なんと、彼女の鎧が徐々に消えていっているのだ。
厳密には――。
(鎧がノインの胸の中央あたりに、吸い込まれてく?)
空はあの黒い鎧を見た際、どこか生物的だと思った。
やはりその直感は正しかったに違いない。
(なるほど、いつでも怪人の力を引き出せる生体パーツって感じなのかな。なんにせよ、いいものじゃないのは確かだ)

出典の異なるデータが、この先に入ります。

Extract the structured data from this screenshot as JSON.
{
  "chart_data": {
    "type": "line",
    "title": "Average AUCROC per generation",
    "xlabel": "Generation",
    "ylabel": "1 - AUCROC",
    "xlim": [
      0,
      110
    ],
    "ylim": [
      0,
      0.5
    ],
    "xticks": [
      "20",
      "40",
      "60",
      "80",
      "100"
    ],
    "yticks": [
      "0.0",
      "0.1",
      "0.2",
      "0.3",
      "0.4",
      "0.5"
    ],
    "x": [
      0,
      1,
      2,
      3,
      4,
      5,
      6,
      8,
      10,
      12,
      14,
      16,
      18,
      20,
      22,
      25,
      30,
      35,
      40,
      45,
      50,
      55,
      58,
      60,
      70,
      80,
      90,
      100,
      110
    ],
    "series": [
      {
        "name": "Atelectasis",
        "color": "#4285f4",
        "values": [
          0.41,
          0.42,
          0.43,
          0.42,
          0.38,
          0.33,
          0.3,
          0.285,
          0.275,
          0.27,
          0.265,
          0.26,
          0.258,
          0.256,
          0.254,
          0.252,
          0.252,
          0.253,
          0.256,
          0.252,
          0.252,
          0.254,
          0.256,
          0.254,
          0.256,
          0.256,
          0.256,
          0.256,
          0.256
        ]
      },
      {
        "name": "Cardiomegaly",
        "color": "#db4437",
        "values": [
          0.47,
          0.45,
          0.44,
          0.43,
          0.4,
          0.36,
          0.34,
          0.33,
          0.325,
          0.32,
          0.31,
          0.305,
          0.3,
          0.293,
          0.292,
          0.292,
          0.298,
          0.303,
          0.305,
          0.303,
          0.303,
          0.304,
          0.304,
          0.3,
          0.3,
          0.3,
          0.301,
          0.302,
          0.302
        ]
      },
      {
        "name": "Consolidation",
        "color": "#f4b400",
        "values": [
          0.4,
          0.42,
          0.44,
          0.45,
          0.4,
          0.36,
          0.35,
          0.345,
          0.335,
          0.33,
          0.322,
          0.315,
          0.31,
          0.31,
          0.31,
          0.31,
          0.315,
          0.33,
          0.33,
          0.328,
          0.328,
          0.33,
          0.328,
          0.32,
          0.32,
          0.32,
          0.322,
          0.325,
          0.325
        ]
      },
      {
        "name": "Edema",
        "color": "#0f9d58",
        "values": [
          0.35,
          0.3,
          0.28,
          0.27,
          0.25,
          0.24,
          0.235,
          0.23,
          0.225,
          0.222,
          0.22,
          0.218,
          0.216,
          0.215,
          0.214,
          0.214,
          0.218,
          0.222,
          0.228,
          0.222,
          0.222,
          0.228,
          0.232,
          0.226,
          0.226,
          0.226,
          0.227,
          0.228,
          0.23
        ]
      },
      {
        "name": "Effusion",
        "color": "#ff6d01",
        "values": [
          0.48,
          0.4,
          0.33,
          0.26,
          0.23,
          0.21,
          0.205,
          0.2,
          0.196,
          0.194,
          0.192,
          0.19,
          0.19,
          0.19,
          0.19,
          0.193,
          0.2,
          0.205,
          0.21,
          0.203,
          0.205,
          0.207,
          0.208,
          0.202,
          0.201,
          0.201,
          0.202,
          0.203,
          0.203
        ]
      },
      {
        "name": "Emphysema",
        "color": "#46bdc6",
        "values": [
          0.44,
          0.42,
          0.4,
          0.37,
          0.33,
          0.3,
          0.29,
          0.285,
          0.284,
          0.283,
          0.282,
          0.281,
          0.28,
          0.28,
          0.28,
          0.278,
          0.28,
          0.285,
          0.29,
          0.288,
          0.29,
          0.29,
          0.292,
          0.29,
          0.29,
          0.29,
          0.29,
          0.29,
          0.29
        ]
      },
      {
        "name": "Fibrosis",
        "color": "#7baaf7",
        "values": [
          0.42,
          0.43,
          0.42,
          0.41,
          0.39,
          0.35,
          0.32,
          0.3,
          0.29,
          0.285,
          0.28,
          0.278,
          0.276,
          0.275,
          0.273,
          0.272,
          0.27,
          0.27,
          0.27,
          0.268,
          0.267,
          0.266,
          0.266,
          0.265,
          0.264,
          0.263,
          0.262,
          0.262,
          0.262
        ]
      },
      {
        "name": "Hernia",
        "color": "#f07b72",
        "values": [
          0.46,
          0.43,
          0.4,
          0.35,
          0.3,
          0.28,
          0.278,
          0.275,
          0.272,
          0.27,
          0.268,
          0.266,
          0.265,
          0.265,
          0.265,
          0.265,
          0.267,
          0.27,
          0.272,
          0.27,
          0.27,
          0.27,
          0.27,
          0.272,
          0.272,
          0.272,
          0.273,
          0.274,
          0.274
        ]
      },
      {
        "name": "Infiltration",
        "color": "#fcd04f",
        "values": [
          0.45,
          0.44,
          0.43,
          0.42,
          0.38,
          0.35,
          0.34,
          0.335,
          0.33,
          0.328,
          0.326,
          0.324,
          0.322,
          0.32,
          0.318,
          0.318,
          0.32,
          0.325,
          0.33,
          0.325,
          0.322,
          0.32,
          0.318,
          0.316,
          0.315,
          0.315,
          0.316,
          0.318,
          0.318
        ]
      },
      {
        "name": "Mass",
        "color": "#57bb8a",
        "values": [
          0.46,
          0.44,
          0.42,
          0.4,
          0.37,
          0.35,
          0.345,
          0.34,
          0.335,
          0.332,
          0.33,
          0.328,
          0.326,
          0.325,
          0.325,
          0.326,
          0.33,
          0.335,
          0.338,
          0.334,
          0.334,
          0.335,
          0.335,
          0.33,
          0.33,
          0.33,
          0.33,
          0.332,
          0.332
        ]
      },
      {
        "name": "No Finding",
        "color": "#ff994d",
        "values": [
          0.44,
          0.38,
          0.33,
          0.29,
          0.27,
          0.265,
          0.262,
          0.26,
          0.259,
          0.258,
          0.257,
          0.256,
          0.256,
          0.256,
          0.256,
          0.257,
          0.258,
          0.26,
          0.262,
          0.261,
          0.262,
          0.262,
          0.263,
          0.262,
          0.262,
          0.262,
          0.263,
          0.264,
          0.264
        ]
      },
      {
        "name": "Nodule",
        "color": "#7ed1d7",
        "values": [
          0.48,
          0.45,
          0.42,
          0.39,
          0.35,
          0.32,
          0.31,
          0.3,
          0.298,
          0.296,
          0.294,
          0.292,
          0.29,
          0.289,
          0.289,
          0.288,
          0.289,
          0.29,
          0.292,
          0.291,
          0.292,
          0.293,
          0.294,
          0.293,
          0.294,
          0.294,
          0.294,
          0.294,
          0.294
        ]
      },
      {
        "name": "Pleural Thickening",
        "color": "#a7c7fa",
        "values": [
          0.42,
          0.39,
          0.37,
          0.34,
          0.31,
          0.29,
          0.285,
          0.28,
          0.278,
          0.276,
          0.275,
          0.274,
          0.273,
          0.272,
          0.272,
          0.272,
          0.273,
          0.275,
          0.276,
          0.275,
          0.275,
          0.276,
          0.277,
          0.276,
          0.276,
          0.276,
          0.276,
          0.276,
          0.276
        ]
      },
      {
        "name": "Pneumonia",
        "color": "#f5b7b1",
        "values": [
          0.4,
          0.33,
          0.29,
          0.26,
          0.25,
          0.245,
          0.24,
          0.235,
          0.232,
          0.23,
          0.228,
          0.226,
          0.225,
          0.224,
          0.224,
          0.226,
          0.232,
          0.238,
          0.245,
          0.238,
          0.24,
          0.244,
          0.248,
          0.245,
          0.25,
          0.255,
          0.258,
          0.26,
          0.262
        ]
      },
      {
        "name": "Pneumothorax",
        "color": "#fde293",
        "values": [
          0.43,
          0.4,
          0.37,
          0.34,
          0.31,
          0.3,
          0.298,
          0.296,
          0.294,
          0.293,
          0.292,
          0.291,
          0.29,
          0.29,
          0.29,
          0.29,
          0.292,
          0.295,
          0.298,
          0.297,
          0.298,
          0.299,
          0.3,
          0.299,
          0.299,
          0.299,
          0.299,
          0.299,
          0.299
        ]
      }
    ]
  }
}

きっとあれのせいで、ノインは過剰に生命力を奪われているに違いないのだから。
さて、ノインの身体に徐々に取り込まれ、消えていく黒い鎧。
その下から現れたのは。
胡桃そっくりの少女だった。
違うところと言えば、髪型がショートポニーテールなところくらいだ。
あと特筆するべきところは。
全裸だ。
「よかった……本当によかった」
こうして鎧の下も確認した限り、ノインに怪我がないのが改めてわかる。
事前に《断空》の効果は確かめてはいた。
しかし、それでも心配するのが人の心という――。
「この変態!」
聞こえてくる胡桃の声。
同時、ガクガクと揺れる空の視界。
簡単だ。
胡桃が空の襟首掴んだまま、凄まじい力で揺さぶっているのだ。
そんな彼女はそんな行動を続けたまま、空へと続けて言ってくる。
「人の妹の裸みて『よかった(泣)』ってなによ! どういうつもりよ! そんなに涙ぐむほど嬉しいの!? 唯花の裸で喜ぶなら、あたしの裸みても喜びなさいよ!」
「く、胡桃?」
「何!? やっぱり妹がいいの!? これだから男は嫌なのよ! このシスコン! 変態! 鈍感男! 空のバカ!」
ガクガク。
ガクガクガク。
ガクガクガクガク。
「うっ……ちょ、おぇ」
この日。
空は勇者ブーストされた胡桃のガクガクのせいで、グロッキー状態になるのだった。